Officials release signature petitions in anti-gay rights ballot initiative

Officials release signature petitions in anti-gay rights ballot initiative

Officials in Washington state on Monday released copies of signature petitions that forced a ballot initiative seeking to overturn the state’s domestic partnership rights, just hours after a federal judge rejected the notion that disclosure of names would subject petition signers to threats or harassment.

The release of the petitions — showing the 138,000 signatures for Referendum 71 — came despite an attorney’s vow to appeal the ruling and seek temporary protection from the disclosure of names.

In his ruling, U.S. District Court Judge Benjamin Settle in Tacoma said there was insufficient evidence of likely danger to R-71 signers to carve out an exception to state public records law that would shield the names of people who signed it.

In a strongly worded, 34-page ruling, Settle said every citizen should be concerned that advocating for traditional marriage, as Protect Marriage does, engenders such hostility in this state.

Yet, if Protect Marriage could get around the Public Records Act “by simply providing a few isolated incidents of profane or indecent statements, gestures, or other examples of uncomfortable conversations, … disclosure would become the exception instead of the rule,” the judge said.

The U.S. Supreme Court ruled last year that release of the signatures does not violate constitutional rights, but the justices allowed advocates to prove that the release would put signers in danger.

Washington’s Republican secretary of state Sam Reed says he’s pleased that open government prevailed.

“If somebody wants to change the laws in the State of Washington, they really ought to do it in the public square,” Reed said. “Do it publicly, just like legislators do who sponsor legislation.”

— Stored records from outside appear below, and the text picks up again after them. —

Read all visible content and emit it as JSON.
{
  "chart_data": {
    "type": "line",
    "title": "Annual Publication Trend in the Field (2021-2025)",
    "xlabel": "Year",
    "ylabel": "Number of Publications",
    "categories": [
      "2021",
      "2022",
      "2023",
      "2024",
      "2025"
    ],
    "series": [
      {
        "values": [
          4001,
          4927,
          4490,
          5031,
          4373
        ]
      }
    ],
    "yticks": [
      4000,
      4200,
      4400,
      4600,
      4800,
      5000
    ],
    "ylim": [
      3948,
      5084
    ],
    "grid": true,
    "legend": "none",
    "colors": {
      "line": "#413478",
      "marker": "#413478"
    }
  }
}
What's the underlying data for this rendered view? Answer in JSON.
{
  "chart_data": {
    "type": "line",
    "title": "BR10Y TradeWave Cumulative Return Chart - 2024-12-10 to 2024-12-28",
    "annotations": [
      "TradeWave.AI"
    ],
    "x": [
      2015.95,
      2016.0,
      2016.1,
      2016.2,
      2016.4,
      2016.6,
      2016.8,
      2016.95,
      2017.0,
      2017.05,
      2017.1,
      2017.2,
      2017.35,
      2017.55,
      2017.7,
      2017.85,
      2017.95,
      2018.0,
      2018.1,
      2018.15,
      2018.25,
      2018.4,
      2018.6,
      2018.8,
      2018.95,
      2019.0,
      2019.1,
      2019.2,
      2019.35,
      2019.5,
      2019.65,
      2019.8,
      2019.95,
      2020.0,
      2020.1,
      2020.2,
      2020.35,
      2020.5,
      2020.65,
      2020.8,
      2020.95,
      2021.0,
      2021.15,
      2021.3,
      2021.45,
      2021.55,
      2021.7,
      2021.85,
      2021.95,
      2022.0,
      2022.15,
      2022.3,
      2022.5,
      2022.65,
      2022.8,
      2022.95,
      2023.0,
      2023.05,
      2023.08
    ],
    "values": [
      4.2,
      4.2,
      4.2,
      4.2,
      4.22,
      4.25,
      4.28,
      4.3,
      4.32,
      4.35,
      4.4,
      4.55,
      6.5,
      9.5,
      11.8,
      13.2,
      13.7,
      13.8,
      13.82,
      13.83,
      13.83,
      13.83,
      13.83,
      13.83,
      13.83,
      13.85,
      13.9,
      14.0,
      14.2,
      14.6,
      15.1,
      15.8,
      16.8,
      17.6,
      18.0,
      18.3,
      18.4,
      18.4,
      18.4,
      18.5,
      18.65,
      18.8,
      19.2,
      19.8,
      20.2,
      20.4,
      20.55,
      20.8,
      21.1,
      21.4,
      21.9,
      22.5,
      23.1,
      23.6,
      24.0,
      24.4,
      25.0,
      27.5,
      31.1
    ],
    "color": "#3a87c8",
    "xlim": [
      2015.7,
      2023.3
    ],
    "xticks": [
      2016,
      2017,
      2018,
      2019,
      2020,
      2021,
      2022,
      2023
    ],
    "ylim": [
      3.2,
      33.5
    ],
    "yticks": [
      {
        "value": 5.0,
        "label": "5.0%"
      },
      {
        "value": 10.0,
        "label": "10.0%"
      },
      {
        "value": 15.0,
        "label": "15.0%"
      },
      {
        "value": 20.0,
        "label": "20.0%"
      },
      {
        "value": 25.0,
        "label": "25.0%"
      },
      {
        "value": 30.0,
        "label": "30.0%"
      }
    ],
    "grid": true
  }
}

Referendum 71 asked voters to approve or reject the state’s domestic partnership law, which granted registered domestic partners additional state rights previously given only to married couples. It was approved with 53 percent of the vote.

Protect Marriage Washington is an affiliate of the anti-gay National Organization for Marriage.

Two websites run by gay rights activists say they plan to post the names of the referendum petition signers online, in a searchable format.